Her father died when she was very young and when she was 5 she lived at 89 Arley Road, Saltley where her mother had a shop. Her mother later remarried to a Harry Meehan and the family moved into a back house in Charlotte Place off Long Acre, Nechells where her step sister Kathleen was born.

 Ethel went to Eliot Street School until she was 14. She had a few jobs and at the aged of 19 she worked on a hand-press at a firm called Brampton’s. Later when she was out of work her step father got her a job as a barmaid at the ‘White Horse’ public house on the corner of Long acre and Holborn Hill. Although Ethel never liked the job she was made to do it by her step father  who was a very strict man.  She could hold a tray with five pint glasses on it in her left hand and pull the hand pump with her right to fill them. Ethel like all the barmaids at the pub wore a velvet waistcoat and a bow tie.

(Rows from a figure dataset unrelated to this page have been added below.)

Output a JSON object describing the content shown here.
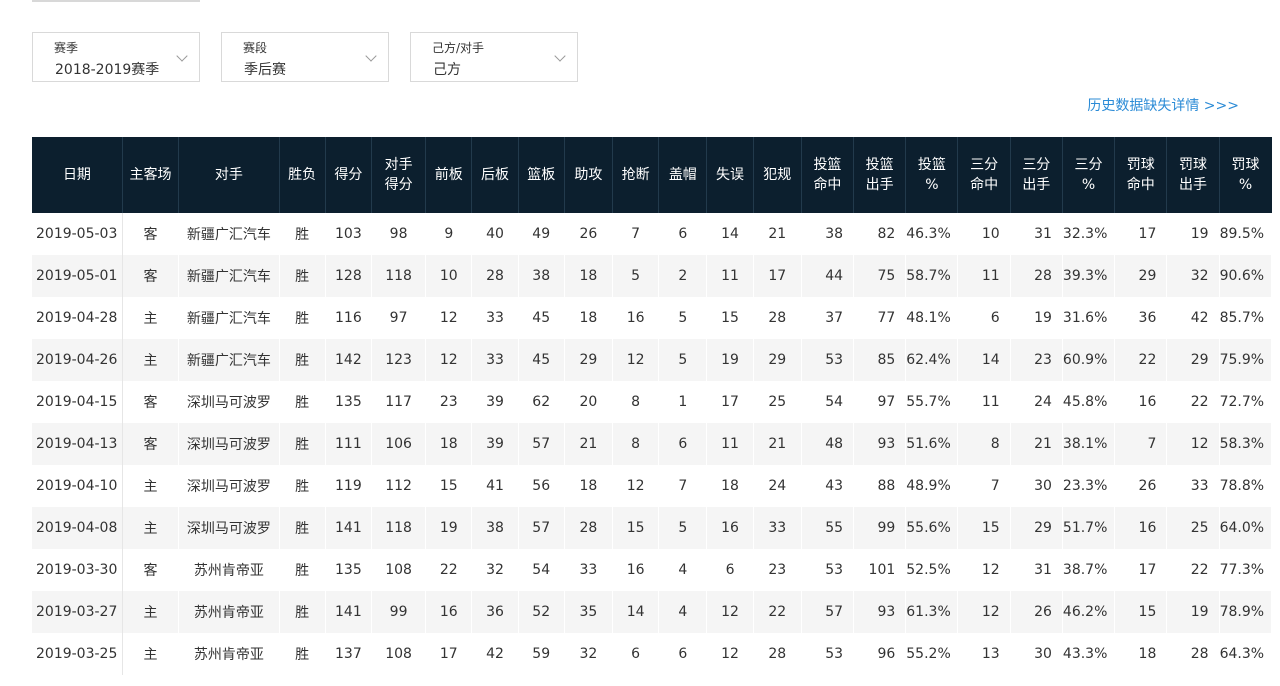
{
  "filters": [
    {
      "label": "赛季",
      "value": "2018-2019赛季"
    },
    {
      "label": "赛段",
      "value": "季后赛"
    },
    {
      "label": "己方/对手",
      "value": "己方"
    }
  ],
  "missing_link": "历史数据缺失详情 >>>",
  "columns": [
    "日期",
    "主客场",
    "对手",
    "胜负",
    "得分",
    "对手得分",
    "前板",
    "后板",
    "篮板",
    "助攻",
    "抢断",
    "盖帽",
    "失误",
    "犯规",
    "投篮命中",
    "投篮出手",
    "投篮%",
    "三分命中",
    "三分出手",
    "三分%",
    "罚球命中",
    "罚球出手",
    "罚球%"
  ],
  "column_display": [
    "日期",
    "主客场",
    "对手",
    "胜负",
    "得分",
    "对手\n得分",
    "前板",
    "后板",
    "篮板",
    "助攻",
    "抢断",
    "盖帽",
    "失误",
    "犯规",
    "投篮\n命中",
    "投篮\n出手",
    "投篮\n%",
    "三分\n命中",
    "三分\n出手",
    "三分\n%",
    "罚球\n命中",
    "罚球\n出手",
    "罚球\n%"
  ],
  "rows": [
    [
      "2019-05-03",
      "客",
      "新疆广汇汽车",
      "胜",
      "103",
      "98",
      "9",
      "40",
      "49",
      "26",
      "7",
      "6",
      "14",
      "21",
      "38",
      "82",
      "46.3%",
      "10",
      "31",
      "32.3%",
      "17",
      "19",
      "89.5%"
    ],
    [
      "2019-05-01",
      "客",
      "新疆广汇汽车",
      "胜",
      "128",
      "118",
      "10",
      "28",
      "38",
      "18",
      "5",
      "2",
      "11",
      "17",
      "44",
      "75",
      "58.7%",
      "11",
      "28",
      "39.3%",
      "29",
      "32",
      "90.6%"
    ],
    [
      "2019-04-28",
      "主",
      "新疆广汇汽车",
      "胜",
      "116",
      "97",
      "12",
      "33",
      "45",
      "18",
      "16",
      "5",
      "15",
      "28",
      "37",
      "77",
      "48.1%",
      "6",
      "19",
      "31.6%",
      "36",
      "42",
      "85.7%"
    ],
    [
      "2019-04-26",
      "主",
      "新疆广汇汽车",
      "胜",
      "142",
      "123",
      "12",
      "33",
      "45",
      "29",
      "12",
      "5",
      "19",
      "29",
      "53",
      "85",
      "62.4%",
      "14",
      "23",
      "60.9%",
      "22",
      "29",
      "75.9%"
    ],
    [
      "2019-04-15",
      "客",
      "深圳马可波罗",
      "胜",
      "135",
      "117",
      "23",
      "39",
      "62",
      "20",
      "8",
      "1",
      "17",
      "25",
      "54",
      "97",
      "55.7%",
      "11",
      "24",
      "45.8%",
      "16",
      "22",
      "72.7%"
    ],
    [
      "2019-04-13",
      "客",
      "深圳马可波罗",
      "胜",
      "111",
      "106",
      "18",
      "39",
      "57",
      "21",
      "8",
      "6",
      "11",
      "21",
      "48",
      "93",
      "51.6%",
      "8",
      "21",
      "38.1%",
      "7",
      "12",
      "58.3%"
    ],
    [
      "2019-04-10",
      "主",
      "深圳马可波罗",
      "胜",
      "119",
      "112",
      "15",
      "41",
      "56",
      "18",
      "12",
      "7",
      "18",
      "24",
      "43",
      "88",
      "48.9%",
      "7",
      "30",
      "23.3%",
      "26",
      "33",
      "78.8%"
    ],
    [
      "2019-04-08",
      "主",
      "深圳马可波罗",
      "胜",
      "141",
      "118",
      "19",
      "38",
      "57",
      "28",
      "15",
      "5",
      "16",
      "33",
      "55",
      "99",
      "55.6%",
      "15",
      "29",
      "51.7%",
      "16",
      "25",
      "64.0%"
    ],
    [
      "2019-03-30",
      "客",
      "苏州肯帝亚",
      "胜",
      "135",
      "108",
      "22",
      "32",
      "54",
      "33",
      "16",
      "4",
      "6",
      "23",
      "53",
      "101",
      "52.5%",
      "12",
      "31",
      "38.7%",
      "17",
      "22",
      "77.3%"
    ],
    [
      "2019-03-27",
      "主",
      "苏州肯帝亚",
      "胜",
      "141",
      "99",
      "16",
      "36",
      "52",
      "35",
      "14",
      "4",
      "12",
      "22",
      "57",
      "93",
      "61.3%",
      "12",
      "26",
      "46.2%",
      "15",
      "19",
      "78.9%"
    ],
    [
      "2019-03-25",
      "主",
      "苏州肯帝亚",
      "胜",
      "137",
      "108",
      "17",
      "42",
      "59",
      "32",
      "6",
      "6",
      "12",
      "28",
      "53",
      "96",
      "55.2%",
      "13",
      "30",
      "43.3%",
      "18",
      "28",
      "64.3%"
    ]
  ],
  "colors": {
    "header_bg": "#0c1f2e",
    "link": "#2b8bd6",
    "stripe": "#f5f5f5"
  }
}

 It was whilst she was working at the ‘white horse’ that she met her future husband Jim Kirby.

Ethel married Jim on the 6th December, 1930 and they lived in lodgings in Saltley. They were living in Saltley when their daughter Kathleen was born.

.

Around 1940 Jim was offered a house to rent by his employer Mr. Frederick W. Evan’s of F. W.  Evan’s Bakelite Moulders, Long Acre and so the family moved into number 289 Long Acre, Nechells. Later they moved into 295 where their son John was born.



To get the extra things she wanted for her home Ethel at one time after the war worked at ‘Foundry Services’ in Long Acre. In the mornings she used to serve in the canteen and later on she changed this job to one of washing up glassware used for experiments etc in the laboratory and then on the night she would return to do her other job as a cleaner, cleaning and polishing the laboratory floors.

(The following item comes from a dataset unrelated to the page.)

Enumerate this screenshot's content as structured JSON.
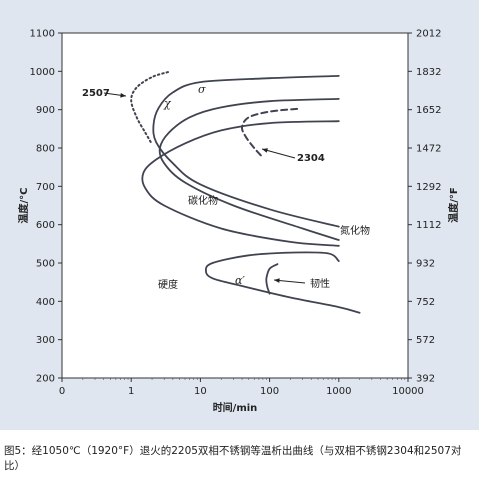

In 1963 F. W. Evans knocked down the houses 287 to 297 in Long Acre that they owned for building land and the Kirby’s are moved across the road to number 69 Chattaway Street.  (Evans’s had 2 of the houses they owned in Chattaway Street converted into flats. The downstairs rooms became 2 separate flats for a man and a woman and the 6 bedrooms upstairs were converted into a flat for Jim, Ethel and son John.

With the inner city redevelopment of the 1960-70’s most of Nechells including Chattaway Street is knocked down and the people re-housed. In 1975 Ethel and Jim move into a council owned bungalow – 58 Wyrley Way, Erdington.

 

In 1980 Ethel and Jim celebrated their Golden Wedding Anniversary. Ethel was so proud of the certificate congratulating them that they received from the Queen that it took pride of place for her on the living room wall.


Aged 88 Ethel died of stomach cancer in Good Hope Hospital, Sutton Coldfield on the11th March 1994.